Jim, in comments, linked to this great BBC article.
Australia is indeed a rich country but the people living in poverty there are by no means as poor as many people living a much less wealthy country – Ethiopia, for example.
Not even the BBC (!) thinks there are poor people in Australia. I suspect the ABC would never make that statement.
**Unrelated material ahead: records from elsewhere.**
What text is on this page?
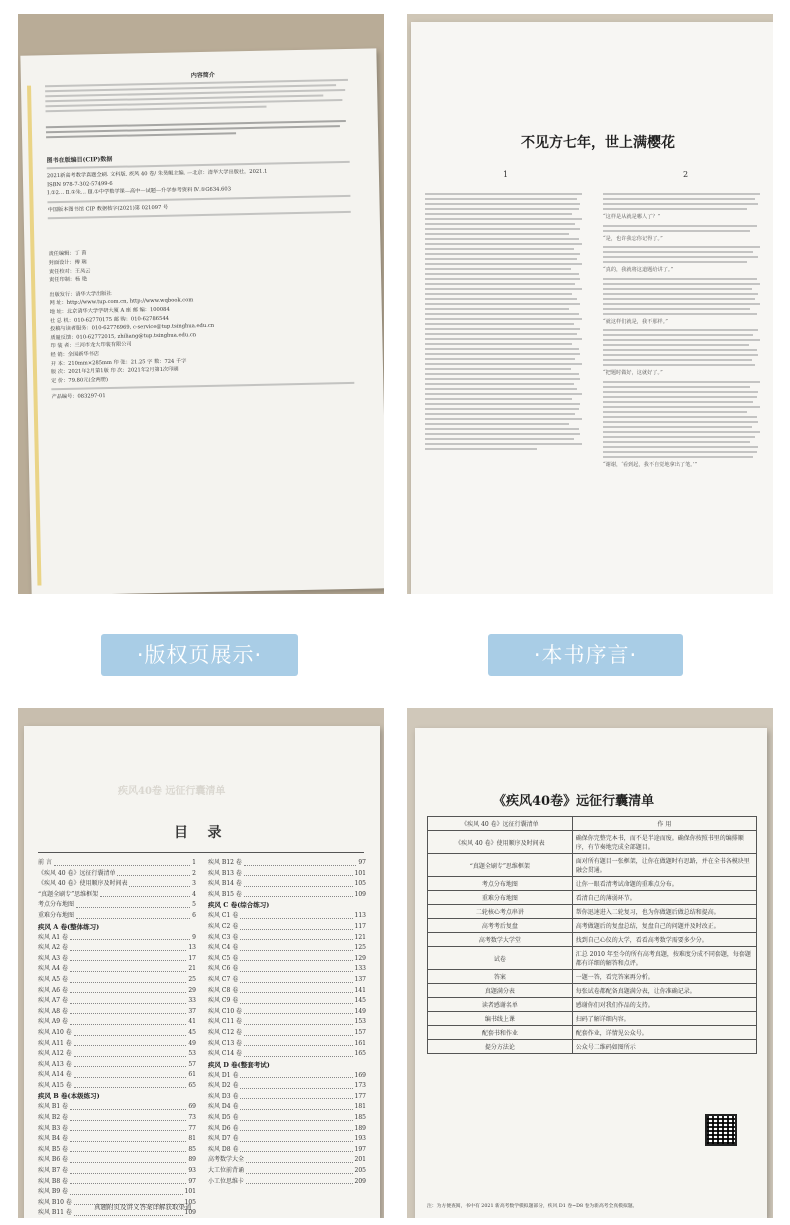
内容简介
图书在版编目(CIP)数据
2021新高考数学真题全刷. 文科版. 疾风 40 卷/ 朱昊鲲主编. —北京：清华大学出版社，2021.1
ISBN 978-7-302-57499-6
Ⅰ.①2… Ⅱ.①朱… Ⅲ.①中学数学课—高中—试题—升学参考资料 Ⅳ.①G634.603
中国版本图书馆 CIP 数据核字(2021)第 021097 号
责任编辑：丁 茵
封面设计：傅 瑞
责任校对：王凤云
责任印制：杨 艳
出版发行：清华大学出版社
网 址：http://www.tup.com.cn, http://www.wqbook.com
地 址：北京清华大学学研大厦 A 座 邮 编：100084
社 总 机：010-62770175 邮 购：010-62786544
投稿与读者服务：010-62776969, c-service@tup.tsinghua.edu.cn
质量反馈：010-62772015, zhiliang@tup.tsinghua.edu.cn
印 装 者：三河市龙大印装有限公司
经 销：全国新华书店
开 本：210mm×285mm 印 张：21.25 字 数：724 千字
版 次：2021年2月第1版 印 次：2021年2月第1次印刷
定 价：79.80元(全两册)
产品编号：083297-01
不见方七年，世上满樱花
1	2
“这样是从就是哪人了？”
“是，也许我忘你记得了。”
“真的，我就将这道题给讲了。”
“就这样们就是，我不那样。”
“把题时做好，这就好了。”
“谢谢，‘看到起，我不自觉地拿出了笔。’”
·版权页展示·	·本书序言·
疾风40卷 远征行囊清单
目    录
前 言	1
《疾风 40 卷》远征行囊清单	2
《疾风 40 卷》使用顺序及时间表	3
“真题全刷专”思维框架	4
考点分布地图	5
重难分布地图	6
疾风 A 卷(整体练习)
疾风 A1 卷	9
疾风 A2 卷	13
疾风 A3 卷	17
疾风 A4 卷	21
疾风 A5 卷	25
疾风 A6 卷	29
疾风 A7 卷	33
疾风 A8 卷	37
疾风 A9 卷	41
疾风 A10 卷	45
疾风 A11 卷	49
疾风 A12 卷	53
疾风 A13 卷	57
疾风 A14 卷	61
疾风 A15 卷	65
疾风 B 卷(本级练习)
疾风 B1 卷	69
疾风 B2 卷	73
疾风 B3 卷	77
疾风 B4 卷	81
疾风 B5 卷	85
疾风 B6 卷	89
疾风 B7 卷	93
疾风 B8 卷	97
疾风 B9 卷	101
疾风 B10 卷	105
疾风 B11 卷	109
疾风 B12 卷	97
疾风 B13 卷	101
疾风 B14 卷	105
疾风 B15 卷	109
疾风 C 卷(综合练习)
疾风 C1 卷	113
疾风 C2 卷	117
疾风 C3 卷	121
疾风 C4 卷	125
疾风 C5 卷	129
疾风 C6 卷	133
疾风 C7 卷	137
疾风 C8 卷	141
疾风 C9 卷	145
疾风 C10 卷	149
疾风 C11 卷	153
疾风 C12 卷	157
疾风 C13 卷	161
疾风 C14 卷	165
疾风 D 卷(整套考试)
疾风 D1 卷	169
疾风 D2 卷	173
疾风 D3 卷	177
疾风 D4 卷	181
疾风 D5 卷	185
疾风 D6 卷	189
疾风 D7 卷	193
疾风 D8 卷	197
高考数学大全	201
大工位前背诵	205
小工位思维卡	209
真题附页及讲义答案详解获取渠道
《疾风40卷》远征行囊清单
《疾风 40 卷》远征行囊清单	作 用
《疾风 40 卷》使用顺序及时间表	确保你完整完本书，而不是半途而废。确保你按照书里的编排顺序，有节奏地完成全部题目。
“真题全刷专”思维框架	面对所有题目一张框架，让你在做题时有思路，并在全书各模块里融会贯通。
考点分布地图	让你一眼看清考试命题的重难点分布。
重难分布地图	看清自己的薄弱环节。
二轮核心考点串讲	帮你迅速进入二轮复习，也为你做题后做总结和提高。
高考考后复盘	高考做题后的复盘总结，复盘自己的问题并及时改正。
高考数学大学堂	找到自己心仪的大学，看看高考数学需要多少分。
试卷	汇总 2010 年至今的所有高考真题，按难度分成不同套题，每套题都有详细的解答和点评。
答案	一题一答，看完答案再分析。
真题满分表	每张试卷都配备真题满分表，让你准确记录。
读者感谢名单	感谢你们对我们作品的支持。
编书线上课	扫码了解详细内容。
配套书和作业	配套作业，详情见公众号。
提分方法论	公众号二维码如图所示
注：为方便查阅，书中有 2021 新高考数学模拟题部分，疾风 D1 卷~D8 卷为新高考全真模拟题。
Here is the thing (emphasis added):
In order to make international comparisons, you need to measure poverty in absolute terms – and the most common measure of absolute poverty is living on, or on less than, $1.25 a day.
Orme says this absolute poverty measure is the best for international comparisons, “because it’s a constant across countries, it’s useful because you can look at that measurement regardless of what country you’re in”.
That BBC article also points to a recent ACOSS report into Australian ‘poverty’. There are some great graphics.
Yep – avoid ‘poverty’ by getting a job.
Be in a relationship – avoid being a single parent as best you can. Having children and getting divorced are choices.
Unfortunately ACOSS doesn’t indicate ‘poverty’ by educational status but I would add get an education (in Australia education is very highly subsidised), save for your old age (ACOSS does have data here).
The one area that I do see where lower incomes are a problem relate to disabilities. But other than that my initial point about Jenny Macklin remains:
The whole kerfuffle arose when Macklin was asked if she could live on $245 a week and said she could. She probably can’t; but that isn’t the point. Jenny Macklin, over her life, has made choices that means she doesn’t have to live on $245 a week. She doesn’t have to live on charity.
Bad choices drives a lot of ‘poverty’.